A temática da Justiça de Transição, tão cara à sociedade brasileira em 2014, também é alvo de grandes debates na literatura internacional sobre direitos humanos. Longe de ser consensual, esses debates se constroem a partir de disputas acerca dos significados dos processo de justiça transicional. O propósito de Emerson Maione é justamente apresentar e problematizar os debates sobre esse tema protagonizados pela área de Relações Internacionais. A partir do contraste entre abordagens realistas e construtivistas, o autor pondera a respeito da aplicação global das políticas de justiça de transição e aventa a possibilidade de construção de abordagens e estudos mais críticos sobre o tema.

A contribuição de Ângela Terto e Pedro Souza trata de um tema ainda pouco trabalhado na produção de Relações Internacionais no Brasil: o reconhecimento internacional dos direitos LGBT. O texto analisa esse processo de reconhecimento de direitos humanos tanto em âmbito regional quanto internacional, evidenciando, a partir do destaque do caso brasileiro, as interações entre esferas domésticas, regionais e globais.

Fernando Brancoli coloca em discussão de forma crítica a complexa relação entre islã político, direitos humanos e democracia. O argumento tem como ponto de partida a ideia de que o islamismo é disputado por uma série de interpretações e abordagens a respeito de como se pode acomodá-lo diante dos direitos humanos e da democracia. Nesse sentido, o autor propõe uma explicação com o intuito de compreender como o mundo muçulmano encara o esquema normativo dos direitos inalienáveis.

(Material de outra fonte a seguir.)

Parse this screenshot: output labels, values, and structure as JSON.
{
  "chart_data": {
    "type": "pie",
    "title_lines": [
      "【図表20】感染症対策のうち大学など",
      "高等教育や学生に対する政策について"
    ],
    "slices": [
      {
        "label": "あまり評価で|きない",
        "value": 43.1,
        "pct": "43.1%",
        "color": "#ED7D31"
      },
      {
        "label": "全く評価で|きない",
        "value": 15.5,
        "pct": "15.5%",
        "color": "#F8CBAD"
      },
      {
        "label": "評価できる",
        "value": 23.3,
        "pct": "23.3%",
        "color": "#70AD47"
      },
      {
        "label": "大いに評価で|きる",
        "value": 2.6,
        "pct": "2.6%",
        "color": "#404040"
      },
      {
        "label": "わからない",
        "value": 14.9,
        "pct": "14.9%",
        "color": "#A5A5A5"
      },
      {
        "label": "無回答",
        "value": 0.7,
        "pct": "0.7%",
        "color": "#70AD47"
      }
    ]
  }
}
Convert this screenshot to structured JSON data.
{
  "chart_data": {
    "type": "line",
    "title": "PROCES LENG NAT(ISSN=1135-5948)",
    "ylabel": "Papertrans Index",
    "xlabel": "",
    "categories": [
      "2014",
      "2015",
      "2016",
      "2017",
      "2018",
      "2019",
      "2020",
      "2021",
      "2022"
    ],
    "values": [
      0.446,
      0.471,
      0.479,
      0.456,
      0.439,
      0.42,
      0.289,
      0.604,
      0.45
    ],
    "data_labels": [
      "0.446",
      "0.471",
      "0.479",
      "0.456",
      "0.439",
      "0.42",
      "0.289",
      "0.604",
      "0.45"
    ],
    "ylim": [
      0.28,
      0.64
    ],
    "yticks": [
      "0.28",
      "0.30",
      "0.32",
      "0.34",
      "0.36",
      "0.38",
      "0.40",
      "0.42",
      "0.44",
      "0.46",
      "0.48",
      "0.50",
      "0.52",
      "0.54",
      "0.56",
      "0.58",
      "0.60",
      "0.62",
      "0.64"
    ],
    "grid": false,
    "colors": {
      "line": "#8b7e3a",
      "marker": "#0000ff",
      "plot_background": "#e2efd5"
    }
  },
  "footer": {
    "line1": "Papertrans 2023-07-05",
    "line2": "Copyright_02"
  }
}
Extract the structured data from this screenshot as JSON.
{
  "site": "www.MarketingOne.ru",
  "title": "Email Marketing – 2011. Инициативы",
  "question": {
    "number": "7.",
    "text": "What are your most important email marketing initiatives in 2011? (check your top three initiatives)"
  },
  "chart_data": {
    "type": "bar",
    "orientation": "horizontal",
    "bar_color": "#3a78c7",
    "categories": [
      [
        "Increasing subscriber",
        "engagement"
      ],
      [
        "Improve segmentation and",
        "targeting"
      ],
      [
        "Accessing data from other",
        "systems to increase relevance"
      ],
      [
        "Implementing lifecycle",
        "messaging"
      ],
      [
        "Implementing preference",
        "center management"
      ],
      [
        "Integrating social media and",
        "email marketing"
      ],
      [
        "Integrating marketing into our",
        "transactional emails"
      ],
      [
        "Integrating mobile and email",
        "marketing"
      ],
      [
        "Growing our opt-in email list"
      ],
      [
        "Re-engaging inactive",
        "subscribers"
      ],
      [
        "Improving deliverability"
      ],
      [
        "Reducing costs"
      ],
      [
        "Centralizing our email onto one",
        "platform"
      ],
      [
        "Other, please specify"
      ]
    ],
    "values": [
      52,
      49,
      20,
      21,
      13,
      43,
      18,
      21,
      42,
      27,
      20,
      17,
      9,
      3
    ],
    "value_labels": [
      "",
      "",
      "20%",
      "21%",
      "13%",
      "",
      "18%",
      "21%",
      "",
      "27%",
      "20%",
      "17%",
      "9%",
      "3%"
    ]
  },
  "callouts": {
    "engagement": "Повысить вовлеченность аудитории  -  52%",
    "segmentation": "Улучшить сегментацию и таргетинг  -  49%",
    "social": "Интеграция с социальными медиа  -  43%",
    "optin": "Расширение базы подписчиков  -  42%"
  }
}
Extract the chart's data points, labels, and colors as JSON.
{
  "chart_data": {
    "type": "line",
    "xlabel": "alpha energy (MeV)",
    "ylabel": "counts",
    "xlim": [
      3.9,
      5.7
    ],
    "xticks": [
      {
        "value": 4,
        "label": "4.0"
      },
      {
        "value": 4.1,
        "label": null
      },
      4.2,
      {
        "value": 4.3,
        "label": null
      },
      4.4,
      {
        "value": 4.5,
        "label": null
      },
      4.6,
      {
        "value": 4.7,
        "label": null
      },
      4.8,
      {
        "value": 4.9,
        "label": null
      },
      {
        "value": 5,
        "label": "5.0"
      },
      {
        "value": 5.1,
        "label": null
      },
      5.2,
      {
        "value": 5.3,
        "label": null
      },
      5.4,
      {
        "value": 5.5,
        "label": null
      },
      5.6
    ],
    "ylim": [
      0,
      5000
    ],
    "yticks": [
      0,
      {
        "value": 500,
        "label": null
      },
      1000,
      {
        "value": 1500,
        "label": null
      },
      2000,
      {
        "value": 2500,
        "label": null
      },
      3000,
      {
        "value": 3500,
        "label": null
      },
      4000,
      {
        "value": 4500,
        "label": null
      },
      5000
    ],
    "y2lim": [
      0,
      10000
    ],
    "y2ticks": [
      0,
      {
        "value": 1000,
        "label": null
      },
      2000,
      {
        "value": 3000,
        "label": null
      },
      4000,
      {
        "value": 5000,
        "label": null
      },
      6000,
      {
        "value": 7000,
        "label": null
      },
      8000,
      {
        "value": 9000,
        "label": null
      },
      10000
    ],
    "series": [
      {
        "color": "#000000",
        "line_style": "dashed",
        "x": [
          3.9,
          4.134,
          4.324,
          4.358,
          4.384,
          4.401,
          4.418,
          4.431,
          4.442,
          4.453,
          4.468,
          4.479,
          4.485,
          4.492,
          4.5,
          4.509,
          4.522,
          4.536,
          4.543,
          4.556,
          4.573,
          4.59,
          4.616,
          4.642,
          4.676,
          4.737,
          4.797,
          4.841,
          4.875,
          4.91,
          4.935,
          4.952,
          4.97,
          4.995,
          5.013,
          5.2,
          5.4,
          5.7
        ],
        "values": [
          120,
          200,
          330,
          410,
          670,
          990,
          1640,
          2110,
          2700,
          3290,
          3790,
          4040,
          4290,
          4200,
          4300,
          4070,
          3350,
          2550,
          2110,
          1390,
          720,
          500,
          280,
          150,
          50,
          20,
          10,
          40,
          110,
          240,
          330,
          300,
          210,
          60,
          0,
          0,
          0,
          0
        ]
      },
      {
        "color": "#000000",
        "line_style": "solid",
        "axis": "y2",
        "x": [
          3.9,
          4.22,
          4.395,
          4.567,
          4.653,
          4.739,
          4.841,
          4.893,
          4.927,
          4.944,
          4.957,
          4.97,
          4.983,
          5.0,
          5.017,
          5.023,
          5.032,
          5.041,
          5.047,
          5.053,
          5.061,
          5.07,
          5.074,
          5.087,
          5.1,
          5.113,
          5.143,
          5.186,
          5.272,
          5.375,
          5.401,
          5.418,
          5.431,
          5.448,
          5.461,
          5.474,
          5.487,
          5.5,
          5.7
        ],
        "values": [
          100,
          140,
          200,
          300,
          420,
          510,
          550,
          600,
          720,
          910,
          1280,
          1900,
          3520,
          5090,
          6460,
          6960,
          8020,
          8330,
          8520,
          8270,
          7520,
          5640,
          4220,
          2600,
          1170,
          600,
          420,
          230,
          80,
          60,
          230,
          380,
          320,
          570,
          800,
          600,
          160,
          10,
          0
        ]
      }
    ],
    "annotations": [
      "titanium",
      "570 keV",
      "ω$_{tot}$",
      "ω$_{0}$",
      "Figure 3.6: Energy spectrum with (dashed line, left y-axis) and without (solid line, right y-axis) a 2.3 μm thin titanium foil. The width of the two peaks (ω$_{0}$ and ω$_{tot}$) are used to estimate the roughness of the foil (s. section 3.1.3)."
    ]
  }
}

O dossiê se encerra com uma interessante conexão entre o campo de Análise de Política Externa e o campo dos direitos humanos. Danielle Silva e Pablo Braga promovem o diálogo entre tais campos, destacando, a partir da análise da política externa em direitos humanos do governo Lula, como a relação entre soberania e direitos humanos encerra dualidades complexas, as quais tornam peculiares os esforços para uma formulação de política externa brasileira nessa área.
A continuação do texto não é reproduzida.